Barbato : Et je pense qu’il y a une incompréhension fondamentale de ce qu’est le mainstream. À ce stade, la plupart des gens se connectent aux marges et se sentent plus étrangers que nous. J’espère que bientôt tout le monde l’aura. Nous sommes tous bizarres.
Quand on a du succès, comment abordez-vous le choix des projets pour évoluer ?
Barbato : Nous devons être passionnés et nous devons être obsédés. C’est le cas de presque tout ce que nous faisons. Je crois que nous avons fait certaines choses juste pour l’argent, mais nous aurons plus d’argent si c’est vrai Ru.
Bailey : Il y a des moments où l’on pense que cela va payer les factures. Et cela a toujours été une erreur. C’est toujours comme un calice empoisonné. Les choses qu’on fait juste pour l’argent ne marchent jamais.
Pouvons-nous parler de Course de dragsters une seconde, car la question que personne ne veut se poser est : es-tu prêt quand ce sera fini ?

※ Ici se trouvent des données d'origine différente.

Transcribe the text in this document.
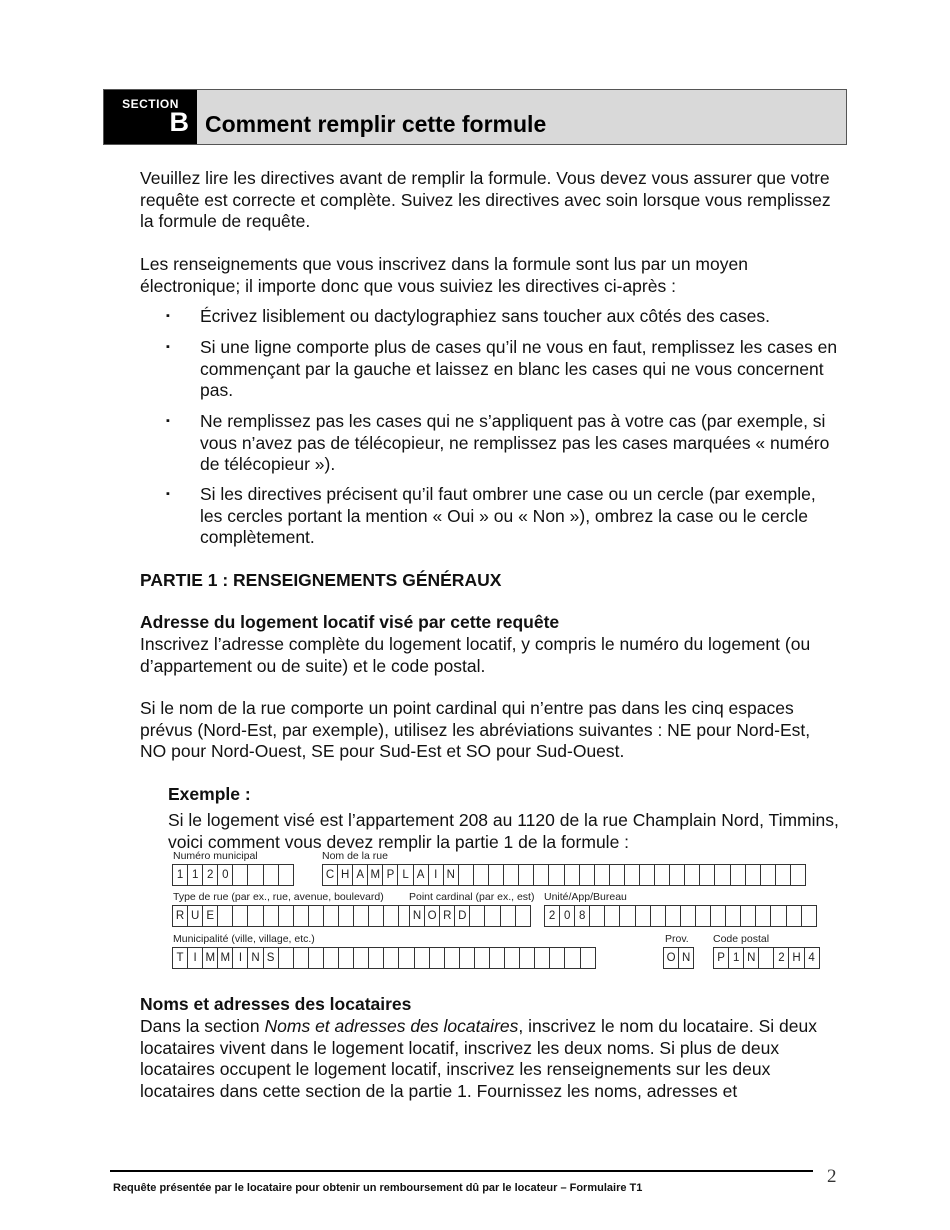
SECTION
B Comment remplir cette formule

Veuillez lire les directives avant de remplir la formule. Vous devez vous assurer que votre requête est correcte et complète. Suivez les directives avec soin lorsque vous remplissez la formule de requête.

Les renseignements que vous inscrivez dans la formule sont lus par un moyen électronique; il importe donc que vous suiviez les directives ci-après :

▪ Écrivez lisiblement ou dactylographiez sans toucher aux côtés des cases.

▪ Si une ligne comporte plus de cases qu’il ne vous en faut, remplissez les cases en commençant par la gauche et laissez en blanc les cases qui ne vous concernent pas.

▪ Ne remplissez pas les cases qui ne s’appliquent pas à votre cas (par exemple, si vous n’avez pas de télécopieur, ne remplissez pas les cases marquées « numéro de télécopieur »).

▪ Si les directives précisent qu’il faut ombrer une case ou un cercle (par exemple, les cercles portant la mention « Oui » ou « Non »), ombrez la case ou le cercle complètement.

PARTIE 1 : RENSEIGNEMENTS GÉNÉRAUX

Adresse du logement locatif visé par cette requête

Inscrivez l’adresse complète du logement locatif, y compris le numéro du logement (ou d’appartement ou de suite) et le code postal.

Si le nom de la rue comporte un point cardinal qui n’entre pas dans les cinq espaces prévus (Nord-Est, par exemple), utilisez les abréviations suivantes : NE pour Nord-Est, NO pour Nord-Ouest, SE pour Sud-Est et SO pour Sud-Ouest.

Exemple :

Si le logement visé est l’appartement 208 au 1120 de la rue Champlain Nord, Timmins, voici comment vous devez remplir la partie 1 de la formule :

Numéro municipal	Nom de la rue
1 1 2 0	C H A M P L A I N
Type de rue (par ex., rue, avenue, boulevard) Point cardinal (par ex., est) Unité/App/Bureau
R U E	N O R D	2 0 8
Municipalité (ville, village, etc.)	Prov. Code postal
T I M M I N S	O N	P 1 N	2 H 4

Noms et adresses des locataires

Dans la section Noms et adresses des locataires, inscrivez le nom du locataire. Si deux locataires vivent dans le logement locatif, inscrivez les deux noms. Si plus de deux locataires occupent le logement locatif, inscrivez les renseignements sur les deux locataires dans cette section de la partie 1. Fournissez les noms, adresses et

Requête présentée par le locataire pour obtenir un remboursement dû par le locateur – Formulaire T1
2
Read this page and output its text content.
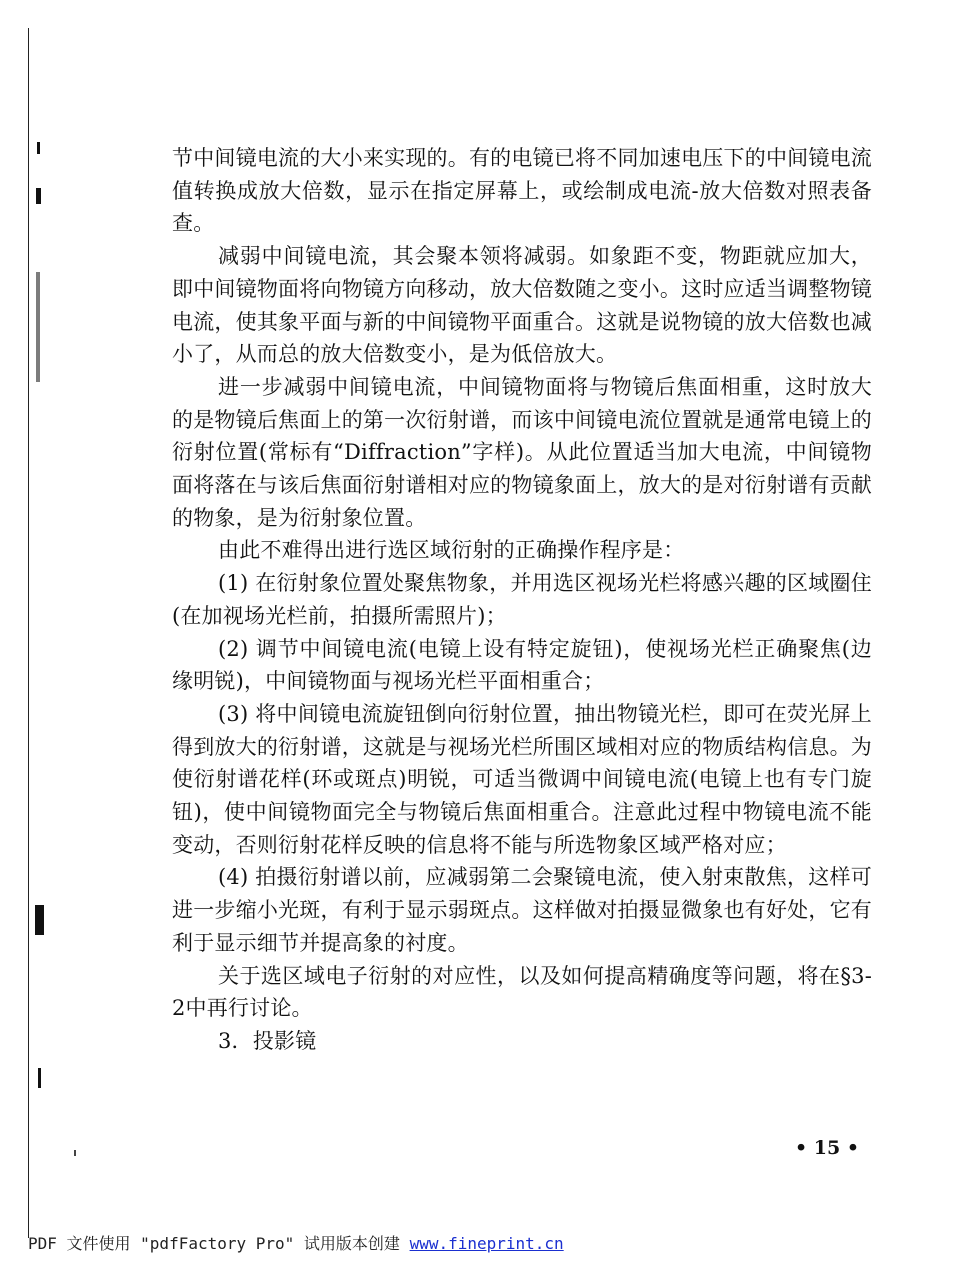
节中间镜电流的大小来实现的。有的电镜已将不同加速电压下的中间镜电流值转换成放大倍数，显示在指定屏幕上，或绘制成电流-放大倍数对照表备查。

减弱中间镜电流，其会聚本领将减弱。如象距不变，物距就应加大，即中间镜物面将向物镜方向移动，放大倍数随之变小。这时应适当调整物镜电流，使其象平面与新的中间镜物平面重合。这就是说物镜的放大倍数也减小了，从而总的放大倍数变小，是为低倍放大。

进一步减弱中间镜电流，中间镜物面将与物镜后焦面相重，这时放大的是物镜后焦面上的第一次衍射谱，而该中间镜电流位置就是通常电镜上的衍射位置(常标有“Diffraction”字样)。从此位置适当加大电流，中间镜物面将落在与该后焦面衍射谱相对应的物镜象面上，放大的是对衍射谱有贡献的物象，是为衍射象位置。

由此不难得出进行选区域衍射的正确操作程序是：

(1) 在衍射象位置处聚焦物象，并用选区视场光栏将感兴趣的区域圈住(在加视场光栏前，拍摄所需照片)；

(2) 调节中间镜电流(电镜上设有特定旋钮)，使视场光栏正确聚焦(边缘明锐)，中间镜物面与视场光栏平面相重合；

(3) 将中间镜电流旋钮倒向衍射位置，抽出物镜光栏，即可在荧光屏上得到放大的衍射谱，这就是与视场光栏所围区域相对应的物质结构信息。为使衍射谱花样(环或斑点)明锐，可适当微调中间镜电流(电镜上也有专门旋钮)，使中间镜物面完全与物镜后焦面相重合。注意此过程中物镜电流不能变动，否则衍射花样反映的信息将不能与所选物象区域严格对应；

(4) 拍摄衍射谱以前，应减弱第二会聚镜电流，使入射束散焦，这样可进一步缩小光斑，有利于显示弱斑点。这样做对拍摄显微象也有好处，它有利于显示细节并提高象的衬度。

关于选区域电子衍射的对应性，以及如何提高精确度等问题，将在§3-2中再行讨论。

3．投影镜

• 15 •
PDF 文件使用 "pdfFactory Pro" 试用版本创建 www.fineprint.cn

Bailey : Nous allons tous mourir. Mais l’une des choses qui nous passionne Arrêt! Que! Former! est que vous pouvez non seulement acheter des billets pour des films, ce que vous devriez faire, mais nous avons rejoint Fandango, et si vous achetez des billets via Fandango, vous pouvez obtenir un abonnement gratuit à WOW Presents Plus. Alors tu as le film et tu l’as Course de dragsters.
Barbato : J’adore la façon dont vous avez transformé cette question en plug-in. J’irai plus loin : Drag Race, c’est comme les cafards et le Cher. Nous ne partirons jamais.
Où va Drag Race à partir d’ici ?
Barbato : Restez à l’écoute. Le drag est toujours plein de surprises et d’inattendus, et cela continuera d’être le cas.
Bailey : je veux voir Courses de dragsters Russie, Courses de dragsters chinoises, Courses de dragsters iraniennes. Il y a de nombreux endroits où ce sera formidable de le voir, car l’événement apporte tellement de positif. Les gens viennent encore me voir et me disent : je l’ai vu avec mon petit ami et il n’est pas gay. Cela peut être fait par des cinglés, c’est vrai, mais c’est pour tout le monde.
Barbato : Saviez-vous que Ru est généralement la première personne sur le plateau chaque matin ? Avant les autres. Il était tellement branché. Il est le plus heureux sur le plateau.
Dernière question, et celle-ci s’adresse à la communauté. Quand nous récupérons des Queens d’une quarantaine d’années Course de dragsters?
Bailey : Il y aura des surprises. Cela a toujours été et le sera toujours.